Equity and Mortgage REITs and What They Invest in
Real estate investment trusts are types of securities that are traded on the exchanges. They specialize in mortgages and properties.
Equity REITs buy real estate and rent it out. Basically, they invest in and manage rental and commercial properties and earn profits through holding and acquisition. They specialize in certain types of properties such as lodging facilities, office buildings, malls, apartments, and others. Other trusts focus on hotel properties, warehouses, timberlands, hospitals, and other types of real estate. Some trusts are highly specialized while others are more diversified. Thus there are trusts that own different types of buildings and trusts that own apartments or golf courses only. The potential returns vary based on factors such as inflation, appreciation in value, and the sale and purchase of different properties. The main benefits for holders are high yields and preferential tax treatment. This is also a liquid instrument for investing in rental and commercial properties.
Mortgage REITs are different in that they specialize mortgage-backed securities and loans and buy existing mortgages. They earn profits in the form of interest charges instead of buying, managing or holding real estate. There are also hybrid trusts that use a combination of advanced strategies. They invest in mortgages and real estate.
Some real estate trusts are traded on the major stock exchanges. They are privately or publicly held.
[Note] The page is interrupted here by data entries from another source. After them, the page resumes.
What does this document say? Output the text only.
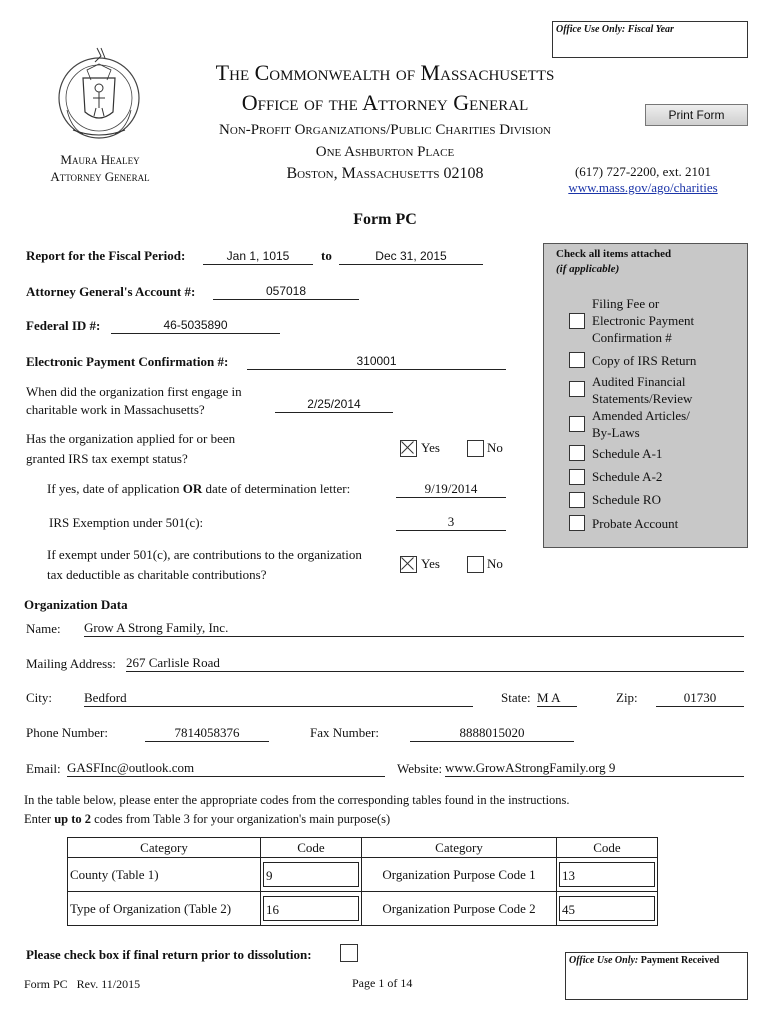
Office Use Only: Fiscal Year
Maura Healey
Attorney General
The Commonwealth of Massachusetts
Office of the Attorney General
Non-Profit Organizations/Public Charities Division
One Ashburton Place
Boston, Massachusetts 02108
Print Form
(617) 727-2200, ext. 2101
www.mass.gov/ago/charities
Form PC
Report for the Fiscal Period:	Jan 1, 1015	to	Dec 31, 2015
Attorney General's Account #:	057018
Federal ID #:	46-5035890
Electronic Payment Confirmation #:	310001
When did the organization first engage in
charitable work in Massachusetts?	2/25/2014
Has the organization applied for or been
granted IRS tax exempt status?
Yes	No
If yes, date of application OR date of determination letter:	9/19/2014
IRS Exemption under 501(c):	3
If exempt under 501(c), are contributions to the organization
tax deductible as charitable contributions?
Yes	No
Check all items attached
(if applicable)
Filing Fee or
Electronic Payment
Confirmation #
Copy of IRS Return
Audited Financial
Statements/Review
Amended Articles/
By-Laws
Schedule A-1
Schedule A-2
Schedule RO
Probate Account
Organization Data
Name: Grow A Strong Family, Inc.
Mailing Address: 267 Carlisle Road
City: Bedford	State: M A	Zip:	01730
Phone Number:	7814058376	Fax Number:	8888015020
Email: GASFInc@outlook.com	Website: www.GrowAStrongFamily.org 9
In the table below, please enter the appropriate codes from the corresponding tables found in the instructions.
Enter up to 2 codes from Table 3 for your organization's main purpose(s)
Category	Code	Category	Code
County (Table 1)	9	Organization Purpose Code 1	13

Type of Organization (Table 2)	16	Organization Purpose Code 2	45
Please check box if final return prior to dissolution:	Office Use Only: Payment Received
Form PC   Rev. 11/2015	Page 1 of 14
Benefits of Investing in REITs
Investors benefit in a number of ways without having to buy commercial real estate. REITs minimize personal risk and are professionally managed. For example, if a person wanted to purchase commercial properties, one option would be to borrow from a bank, credit union, hard money lender, family, or friends. Institutional lenders require that borrowers offer some type of collateral. If the project turns out unsuccessful, the borrower is still required to pay off the loan. And there is a risk of default. Another option is to reallocate funds invested in mutual funds, bonds, stocks, and other instruments. A better idea is to opt for a real estate investment trust. You don’t need a large some of money to earn profits. A few hundred dollars will do. What is more, there is a variety of trusts to choose from, including self storage, health care, industrial and office, and retail REITs. You can choose from retail or residential trusts. The latter specialize in residential properties such as luxury apartment communities and apartment buildings.
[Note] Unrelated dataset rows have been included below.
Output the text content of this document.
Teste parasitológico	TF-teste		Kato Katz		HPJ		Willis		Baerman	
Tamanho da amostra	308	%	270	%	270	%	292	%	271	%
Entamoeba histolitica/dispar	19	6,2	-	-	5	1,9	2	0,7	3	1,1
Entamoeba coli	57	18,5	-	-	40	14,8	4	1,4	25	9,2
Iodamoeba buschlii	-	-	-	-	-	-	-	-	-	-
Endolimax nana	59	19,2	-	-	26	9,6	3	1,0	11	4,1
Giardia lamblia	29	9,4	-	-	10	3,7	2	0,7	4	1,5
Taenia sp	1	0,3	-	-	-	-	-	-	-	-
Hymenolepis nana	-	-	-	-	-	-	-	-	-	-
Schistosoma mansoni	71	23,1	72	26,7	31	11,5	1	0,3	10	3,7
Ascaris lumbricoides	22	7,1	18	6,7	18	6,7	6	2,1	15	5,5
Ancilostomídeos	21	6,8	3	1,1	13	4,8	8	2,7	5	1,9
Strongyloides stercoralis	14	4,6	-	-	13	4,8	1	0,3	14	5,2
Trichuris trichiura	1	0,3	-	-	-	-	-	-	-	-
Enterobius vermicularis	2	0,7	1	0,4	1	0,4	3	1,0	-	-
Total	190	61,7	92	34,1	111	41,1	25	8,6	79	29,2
REITs are run by professional managers that specialize in equities and mortgage-backed securities. They are responsible for day-to-day operations.
Retail vs. Residential
Residential real estate investment trusts focus on the acquisition, management, and development and redevelopment of apartment communities. Retail trusts invest in commercial properties such as shopping centers, strip malls, regional malls, department stores, and other properties. There are also industrial trusts that focus on the redevelopment, development, and management of rail, airfreight, and manufacturing facilities and warehouses. The facilities are often located in close proximity to railroads, airports, and highways. Some trusts specialize in certain assets while others hold a diversified portfolio of industrial properties and assets. Self-storage REITs are another variety that manages and owns self-storage properties. Storage space is offered to commercial and residential users and is advertised as easily accessible and affordable. Whatever the type of trust, investors benefit from the fact that double taxation is avoided. Unlike buying land and real estate, trusts are very liquid. Portfolio diversification is another reason to choose from different REITs.
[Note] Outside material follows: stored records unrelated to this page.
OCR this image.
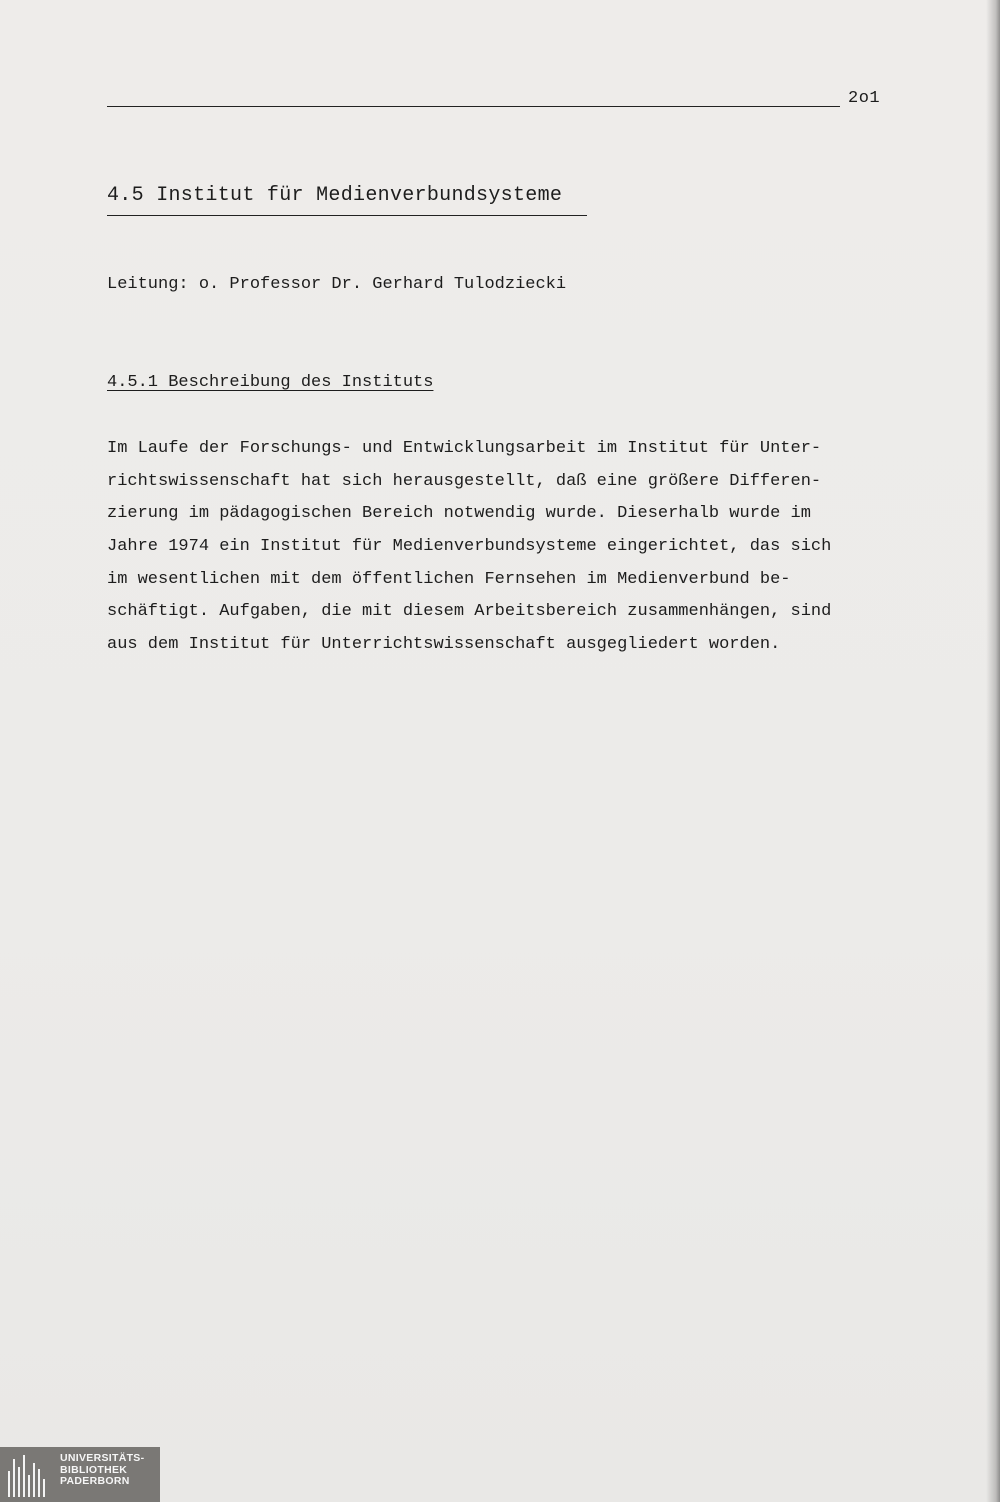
2o1
4.5 Institut für Medienverbundsysteme
Leitung: o. Professor Dr. Gerhard Tulodziecki
4.5.1 Beschreibung des Instituts
Im Laufe der Forschungs- und Entwicklungsarbeit im Institut für Unter-
richtswissenschaft hat sich herausgestellt, daß eine größere Differen-
zierung im pädagogischen Bereich notwendig wurde. Dieserhalb wurde im
Jahre 1974 ein Institut für Medienverbundsysteme eingerichtet, das sich
im wesentlichen mit dem öffentlichen Fernsehen im Medienverbund be-
schäftigt. Aufgaben, die mit diesem Arbeitsbereich zusammenhängen, sind
aus dem Institut für Unterrichtswissenschaft ausgegliedert worden.
UNIVERSITÄTS-
BIBLIOTHEK
PADERBORN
Weighing the Pros and Cons
There are pros and cons to take into consideration, and the main downside is that you are not buying or managing real estate holdings by yourself. REITs work like mutual funds. Price fluctuations are also an issue. At the same time, most trusts pay 90 percent of their income in the form of dividends, and many people consider them profitable. This is also a way to diversify your portfolio and reduce risk. For instance, you can own 5 percent of a residential building, 2 percent of a bunch of mortgages, 3 percent of a rental property, and 2 percent of a skyscraper.